Thursday, February 18, 2010

The Real Israel Moment is a Process

My fellow Biblical exegete in the Israeli tax department asked me why Thursday's psalm for the day doesn't end up on a positive note. In fact, it is downright scary! What begins with a festive call to sing out to God:

2 Sing aloud unto God our strength; shout unto the God of Jacob.
3 Take up the melody, and sound the timbrel, the sweet harp with the psaltery.
4 Blow the horn at the new moon, at the full moon for our feast-day.
5 For it is a statute for Israel, an ordinance of the God of Jacob.

concludes with a litany of rebuke from God:

10. No strange god shall be within you, neither shall you prostrate yourself to a foreign god.
12. But My people did not hearken to My voice, neither did Israel desire to [follow] Me.
13. So I let them go after their heart's fantasies; let them go in their counsels.
14. If only My people would hearken to Me, if Israel would go in My ways.
15. In a short time I would subdue their enemies and upon their enemies I would return My hand.

Why does the psalm end on a note of 'if only they would listen to me'?

I pointed out to my new friend that sometimes in order to appreciate one psalm, one must check the ones around it; perhaps it is actually a continuation of another or a prelude to the next one. In this case in order to appreciate psalm 81 we have to learn psalm 80 and see the contrast between the two.

Here, we need to focus on the chorus of psalm 80 together with verse 9.
Biblical poetry doesn't always have a chorus but when it appears you can be rest assured that it is significant. In psalm 80 we find the chorus in verses 4, 8, and 20 with the same theme permeating throughout the psalm, namely: "O God, return to us, shine Your light upon us and we will be saved."

This idea of asking God for immediate salvation becomes dangerous when it is presented along with the metaphor of the grapevine found in verse 9, and continued in verse 13 and 15:

"Grapevine [the Children of Israel] from Egypt you uprooted and removed the [seven] nations from Canaan to replant...Why then did You [God] break down the boundaries of the grapevine allowing others to come in and destroy her?...O God return to us, look down from the heavens and see; and remember that grapevine."

The psalmist remembered the days of yore when God uprooted the Jews from Egypt and in one fell swoop brought them to Israel, entrenched them in the land and enabled them to grow and flourish. The psalmist then has one request: "do it again God". He wants the people of Israel to experience the hand of God in an immediate display of wonders and miracles to be returned to their glorious image of sweet tasting grapes of the grapevine.

There is only one problem with this "we want grapes now!" philosophy: it assumes a measure of merit on the part of the people to deserve God's immediate intervention.

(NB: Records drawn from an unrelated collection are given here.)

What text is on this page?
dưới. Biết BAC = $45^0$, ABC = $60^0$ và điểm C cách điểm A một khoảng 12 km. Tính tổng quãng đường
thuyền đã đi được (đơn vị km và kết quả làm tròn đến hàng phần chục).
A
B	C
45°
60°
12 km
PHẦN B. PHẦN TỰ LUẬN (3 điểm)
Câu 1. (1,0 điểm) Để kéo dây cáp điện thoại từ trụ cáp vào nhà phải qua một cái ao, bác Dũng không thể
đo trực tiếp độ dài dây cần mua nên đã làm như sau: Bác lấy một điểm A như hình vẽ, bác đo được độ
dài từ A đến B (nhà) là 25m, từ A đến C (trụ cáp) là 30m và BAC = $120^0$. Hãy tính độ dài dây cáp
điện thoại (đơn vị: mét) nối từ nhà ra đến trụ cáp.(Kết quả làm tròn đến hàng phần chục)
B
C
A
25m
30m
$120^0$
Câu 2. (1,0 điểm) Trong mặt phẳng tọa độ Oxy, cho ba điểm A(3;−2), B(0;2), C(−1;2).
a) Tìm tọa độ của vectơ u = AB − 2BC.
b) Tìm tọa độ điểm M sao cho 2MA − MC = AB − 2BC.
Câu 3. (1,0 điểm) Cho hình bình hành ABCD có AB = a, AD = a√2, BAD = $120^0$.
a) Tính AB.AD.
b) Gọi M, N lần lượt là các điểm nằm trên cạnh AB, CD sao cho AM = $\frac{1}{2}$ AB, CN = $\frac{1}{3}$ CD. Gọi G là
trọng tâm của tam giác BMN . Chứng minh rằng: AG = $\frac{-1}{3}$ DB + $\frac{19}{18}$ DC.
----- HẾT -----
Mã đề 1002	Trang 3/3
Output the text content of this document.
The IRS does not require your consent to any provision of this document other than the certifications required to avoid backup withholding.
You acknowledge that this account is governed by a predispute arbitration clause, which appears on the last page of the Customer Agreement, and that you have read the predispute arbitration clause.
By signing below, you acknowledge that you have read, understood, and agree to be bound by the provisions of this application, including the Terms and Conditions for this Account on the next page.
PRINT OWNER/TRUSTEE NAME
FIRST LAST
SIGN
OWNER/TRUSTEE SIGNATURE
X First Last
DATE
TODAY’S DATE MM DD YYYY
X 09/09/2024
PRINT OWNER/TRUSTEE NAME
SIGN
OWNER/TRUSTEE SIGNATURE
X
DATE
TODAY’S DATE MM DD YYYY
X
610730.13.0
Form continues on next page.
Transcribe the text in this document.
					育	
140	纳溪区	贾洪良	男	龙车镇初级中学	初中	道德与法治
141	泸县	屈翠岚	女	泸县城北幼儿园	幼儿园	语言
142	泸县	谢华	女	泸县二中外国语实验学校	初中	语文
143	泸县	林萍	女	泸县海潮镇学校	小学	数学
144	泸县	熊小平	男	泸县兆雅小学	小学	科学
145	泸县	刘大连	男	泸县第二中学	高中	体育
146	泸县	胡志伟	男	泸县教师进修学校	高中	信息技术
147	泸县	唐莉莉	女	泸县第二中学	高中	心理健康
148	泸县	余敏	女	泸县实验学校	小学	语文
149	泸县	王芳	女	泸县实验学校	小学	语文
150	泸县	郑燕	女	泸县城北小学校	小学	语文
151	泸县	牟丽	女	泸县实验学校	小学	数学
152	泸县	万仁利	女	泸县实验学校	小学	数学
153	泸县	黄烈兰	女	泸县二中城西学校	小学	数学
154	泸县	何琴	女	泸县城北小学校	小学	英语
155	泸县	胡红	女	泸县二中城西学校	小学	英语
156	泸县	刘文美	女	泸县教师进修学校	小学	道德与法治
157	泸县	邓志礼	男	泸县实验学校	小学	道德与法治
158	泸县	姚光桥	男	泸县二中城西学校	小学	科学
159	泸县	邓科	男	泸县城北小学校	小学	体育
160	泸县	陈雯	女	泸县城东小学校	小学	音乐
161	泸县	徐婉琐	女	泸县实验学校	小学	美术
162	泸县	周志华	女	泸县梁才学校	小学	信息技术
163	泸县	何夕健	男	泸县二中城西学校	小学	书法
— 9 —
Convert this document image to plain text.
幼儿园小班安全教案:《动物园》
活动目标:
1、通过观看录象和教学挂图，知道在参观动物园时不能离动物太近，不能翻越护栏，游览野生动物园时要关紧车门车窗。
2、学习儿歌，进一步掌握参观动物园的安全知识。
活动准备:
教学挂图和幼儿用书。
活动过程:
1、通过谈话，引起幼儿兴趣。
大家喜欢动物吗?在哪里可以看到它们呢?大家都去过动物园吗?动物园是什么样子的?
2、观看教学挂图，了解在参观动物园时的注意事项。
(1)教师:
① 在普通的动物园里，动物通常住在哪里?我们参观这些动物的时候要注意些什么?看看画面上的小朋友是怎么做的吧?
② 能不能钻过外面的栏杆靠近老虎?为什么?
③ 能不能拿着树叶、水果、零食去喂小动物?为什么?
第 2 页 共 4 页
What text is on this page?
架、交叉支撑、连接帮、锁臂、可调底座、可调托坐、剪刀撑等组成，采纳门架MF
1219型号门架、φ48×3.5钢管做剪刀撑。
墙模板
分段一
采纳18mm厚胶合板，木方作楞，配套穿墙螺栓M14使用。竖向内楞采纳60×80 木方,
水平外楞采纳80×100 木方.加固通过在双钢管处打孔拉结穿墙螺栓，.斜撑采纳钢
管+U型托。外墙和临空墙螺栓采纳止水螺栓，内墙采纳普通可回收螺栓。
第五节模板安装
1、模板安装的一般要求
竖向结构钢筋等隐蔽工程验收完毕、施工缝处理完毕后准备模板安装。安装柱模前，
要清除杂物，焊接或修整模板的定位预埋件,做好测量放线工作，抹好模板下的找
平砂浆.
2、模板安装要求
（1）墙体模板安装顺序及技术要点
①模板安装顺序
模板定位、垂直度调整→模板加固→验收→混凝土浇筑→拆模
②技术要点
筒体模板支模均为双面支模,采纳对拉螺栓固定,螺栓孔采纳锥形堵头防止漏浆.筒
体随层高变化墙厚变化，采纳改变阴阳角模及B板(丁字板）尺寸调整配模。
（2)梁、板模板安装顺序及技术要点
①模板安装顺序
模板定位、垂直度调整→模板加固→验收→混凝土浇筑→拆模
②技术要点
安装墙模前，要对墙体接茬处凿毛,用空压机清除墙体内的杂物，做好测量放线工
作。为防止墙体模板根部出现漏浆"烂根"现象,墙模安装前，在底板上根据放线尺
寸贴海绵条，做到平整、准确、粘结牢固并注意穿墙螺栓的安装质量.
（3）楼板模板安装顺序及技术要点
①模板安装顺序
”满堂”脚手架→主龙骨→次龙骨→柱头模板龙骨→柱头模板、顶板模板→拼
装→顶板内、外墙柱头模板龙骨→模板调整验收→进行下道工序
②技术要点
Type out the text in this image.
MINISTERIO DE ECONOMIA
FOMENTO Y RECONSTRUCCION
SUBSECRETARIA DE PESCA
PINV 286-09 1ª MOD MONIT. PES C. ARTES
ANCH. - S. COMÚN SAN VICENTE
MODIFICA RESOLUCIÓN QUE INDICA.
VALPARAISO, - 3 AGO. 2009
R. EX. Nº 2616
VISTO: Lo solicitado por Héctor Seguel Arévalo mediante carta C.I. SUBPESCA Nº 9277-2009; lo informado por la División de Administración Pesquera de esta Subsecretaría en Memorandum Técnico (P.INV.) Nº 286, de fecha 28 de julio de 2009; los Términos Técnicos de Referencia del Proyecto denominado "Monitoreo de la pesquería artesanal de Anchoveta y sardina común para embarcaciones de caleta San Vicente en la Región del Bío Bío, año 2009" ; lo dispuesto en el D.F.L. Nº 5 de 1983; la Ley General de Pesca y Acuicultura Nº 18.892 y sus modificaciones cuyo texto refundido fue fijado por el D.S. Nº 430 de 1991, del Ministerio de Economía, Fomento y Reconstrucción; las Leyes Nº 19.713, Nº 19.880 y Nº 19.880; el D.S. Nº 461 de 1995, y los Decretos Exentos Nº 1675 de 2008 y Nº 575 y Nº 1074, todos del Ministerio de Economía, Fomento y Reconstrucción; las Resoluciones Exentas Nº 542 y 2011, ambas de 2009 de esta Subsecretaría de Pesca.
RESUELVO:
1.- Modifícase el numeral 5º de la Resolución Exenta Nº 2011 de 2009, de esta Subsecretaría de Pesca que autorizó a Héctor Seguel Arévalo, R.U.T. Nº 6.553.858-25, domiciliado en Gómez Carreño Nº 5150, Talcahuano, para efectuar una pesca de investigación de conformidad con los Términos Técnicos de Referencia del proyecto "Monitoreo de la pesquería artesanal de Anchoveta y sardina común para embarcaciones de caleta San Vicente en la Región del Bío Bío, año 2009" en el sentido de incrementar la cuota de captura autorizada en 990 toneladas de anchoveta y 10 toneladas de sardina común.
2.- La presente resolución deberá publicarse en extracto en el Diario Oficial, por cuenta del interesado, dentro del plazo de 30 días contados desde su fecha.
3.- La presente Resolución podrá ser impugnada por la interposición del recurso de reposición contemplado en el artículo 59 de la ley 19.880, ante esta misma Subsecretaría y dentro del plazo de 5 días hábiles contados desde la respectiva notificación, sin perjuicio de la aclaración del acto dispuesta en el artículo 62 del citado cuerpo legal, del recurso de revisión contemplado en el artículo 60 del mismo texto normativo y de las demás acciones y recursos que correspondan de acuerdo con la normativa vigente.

What happens if the people ignore the work necessary to become worthy for salvation and just scream, salvation, salvation, all day long?

The answer is psalm 81! It is a sobering message that reminds the Jewish people of their unique chosen status but also of their great responsibility in maintaining that lofty level. "You want God to shine His light, listen to His laws! You want Him to return to you, serve Him, follow Him, sanctify His name.

It is a process that will bring a return not a moment of miraculous splendor! In fact if I had to coin the process I would call it the 'wine-press' as opposed to the grapevine. Psalm 81 begins with a reference to a 'gat', a wine-press which is telling in contrast to the previous psalm. God responds entreating His nation to engage in the process of turning grapes into fine wine. That process requires effort, constant supervision, creating the proper conditions and being disciplined to the process all the way through. Only through the process can we truly merit the salvation of God, the full return to His people and the redemption.

It is an age of the quick fix, where information is passed in milliseconds; it is doubly important to remind ourselves of the message of the wine-press and of the process we need to abide by in order to merit God's true salvation.